There, a child sat cross-legged, drawing in the dirt with a twig.

"Did you know her?" Ravine asked gently.

The child did not look up. "My gran says she used to carve words into the wall. But no one could read them. They weren't for reading. They were for keeping something still."

Ravine crouched. "What kind of something?"

The child shrugged. "She said the stones were too loud. Lysa made them quiet."

And then the child stood and walked away, as if she'd never spoken at all.

Ravine looked up at the wall. Symbols flickered in and out of perception. Not etched by hand, but sung into the grain. The silence here was profound. Reverent. It swallowed sound like the deep sea.

"She wasn't just sealing places," Arana murmured. "She was listening to what they couldn't hold anymore."

In the stillness of twilight, Ravine returned alone to Lysa's house.
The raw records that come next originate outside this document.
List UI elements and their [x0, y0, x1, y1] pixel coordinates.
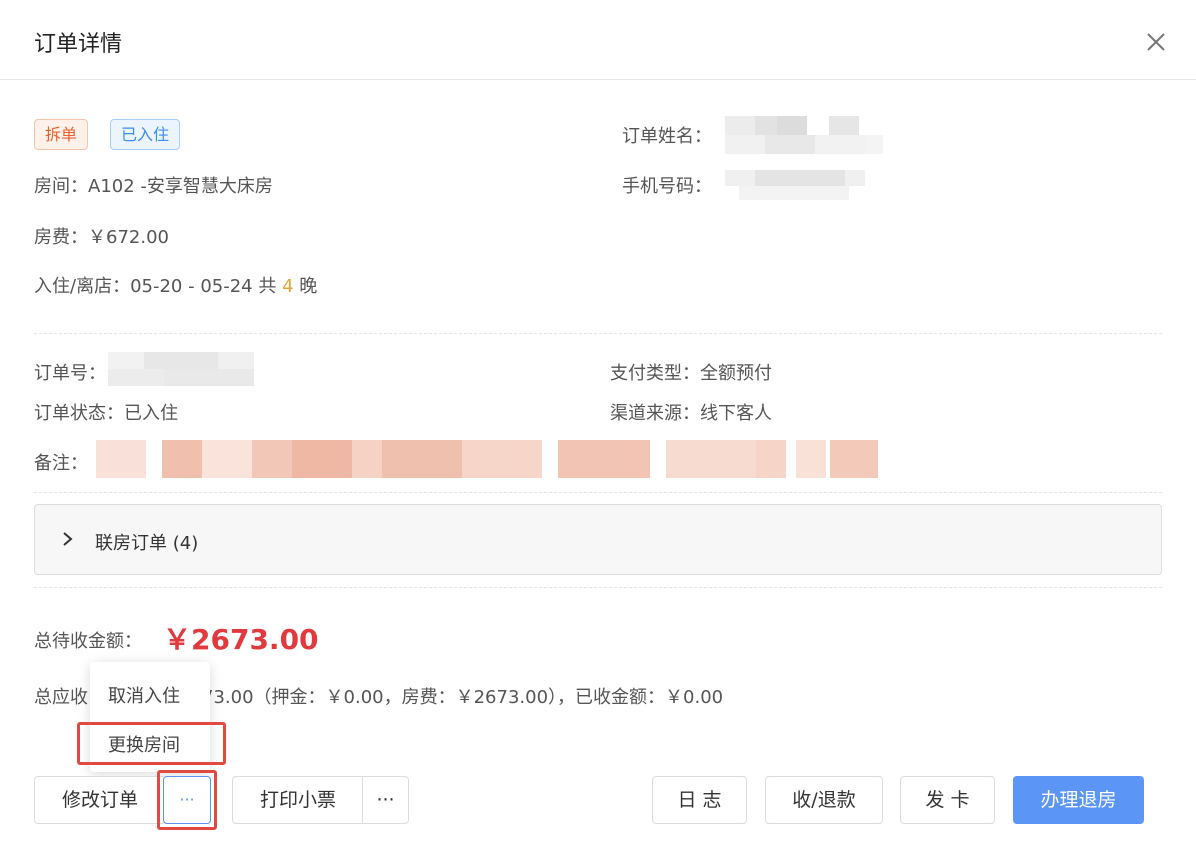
stay-nights: 4 [282, 276, 294, 297]
edit-order-button[interactable]: 修改订单 [34, 776, 166, 824]
total-due-amount: ￥2673.00 [163, 623, 319, 656]
cancel-checkin-item[interactable]: 取消入住 [108, 682, 180, 708]
stay-field: 入住/离店：05-20 - 05-24 共 4 晚 [34, 272, 317, 298]
room-value: A102 -安享智慧大床房 [88, 176, 273, 197]
summary-rest: 73.00（押金：￥0.00，房费：￥2673.00），已收金额：￥0.00 [202, 687, 724, 708]
split-order-tag: 拆单 [34, 119, 89, 150]
stay-label: 入住/离店： [34, 276, 131, 297]
dialog-header: 订单详情 [0, 0, 1196, 80]
order-status-value: 已入住 [124, 403, 178, 424]
linked-orders-label: 联房订单 (4) [95, 533, 199, 554]
checked-in-tag: 已入住 [110, 119, 181, 150]
pay-type-field: 支付类型：全额预付 [610, 359, 772, 385]
channel-label: 渠道来源： [610, 403, 700, 424]
room-field: 房间：A102 -安享智慧大床房 [34, 172, 273, 198]
linked-orders-collapse[interactable]: 联房订单 (4) [34, 504, 1162, 575]
pay-type-label: 支付类型： [610, 363, 700, 384]
more-actions-button[interactable]: ··· [163, 776, 211, 824]
more-actions-dropdown: 取消入住 更换房间 [90, 662, 210, 772]
chevron-right-icon [63, 532, 73, 546]
issue-card-button[interactable]: 发 卡 [900, 776, 995, 824]
stay-unit: 晚 [293, 276, 318, 297]
order-status-label: 订单状态： [34, 403, 124, 424]
remark-label: 备注： [34, 453, 88, 474]
section-divider [34, 333, 1162, 334]
change-room-item[interactable]: 更换房间 [108, 731, 180, 757]
summary-prefix: 总应收 [34, 687, 88, 708]
pay-type-value: 全额预付 [700, 363, 772, 384]
log-button[interactable]: 日 志 [652, 776, 747, 824]
order-id-label: 订单号： [34, 363, 106, 384]
channel-value: 线下客人 [700, 403, 772, 424]
channel-field: 渠道来源：线下客人 [610, 399, 772, 425]
checkout-button[interactable]: 办理退房 [1013, 776, 1144, 824]
room-label: 房间： [34, 176, 88, 197]
dialog-title: 订单详情 [34, 32, 123, 57]
order-detail-dialog: 订单详情 拆单 已入住 房间：A102 -安享智慧大床房 房费：￥672.00 … [0, 0, 1196, 858]
phone-label: 手机号码： [622, 176, 712, 197]
guest-name-label: 订单姓名： [622, 126, 712, 147]
phone-redacted [725, 170, 865, 202]
payment-refund-button[interactable]: 收/退款 [765, 776, 883, 824]
remark-redacted [96, 440, 878, 478]
guest-name-redacted [725, 116, 885, 154]
fee-field: 房费：￥672.00 [34, 223, 169, 249]
print-receipt-button[interactable]: 打印小票 [232, 776, 364, 824]
section-divider-2 [34, 492, 1162, 493]
order-id-redacted [108, 352, 254, 386]
total-due-label: 总待收金额： [34, 631, 142, 652]
section-divider-3 [34, 587, 1162, 588]
order-status-field: 订单状态：已入住 [34, 399, 178, 425]
print-more-button[interactable]: ··· [362, 776, 409, 824]
fee-label: 房费： [34, 227, 88, 248]
fee-value: ￥672.00 [88, 227, 169, 248]
stay-dates: 05-20 - 05-24 共 [130, 276, 283, 297]
close-icon[interactable] [1142, 28, 1170, 56]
The fading light caught the carvings differently now, casting long shadows through the windows and across the floor. It looked less like a home and more like a reliquary.

She sat on the floor and touched the wall, tracing a familiar curve.

A memory stirred—not vivid, not whole, but sorrowful.

She heard a voice: clipped, focused, layered with meaning.

"If the ruins echo long enough, the living begin to hum in tune."

Was it Lysa's voice? Or her own memory borrowing its shape?

Ravine closed her eyes.

Lysa had not left behind journals. She had not recorded her truths. She had left impressions: lines etched into silence. Proof that someone had lived and felt enough to carve it into stone.

The room felt heavier. Not haunted. Occupied.

Arana found her there an hour later, unmoving, eyes still closed.

"You see her," Arana said.

Ravine nodded slowly. "She never needed a monument. She made herself into one."

They stood together in the failing light. The runes shimmered faintly as if reacting to the weight of shared breath.

In that moment, Ravine knew:

Lysa Caen was not forgotten. She had not vanished.

She had simply stepped into the silence. And made it echo.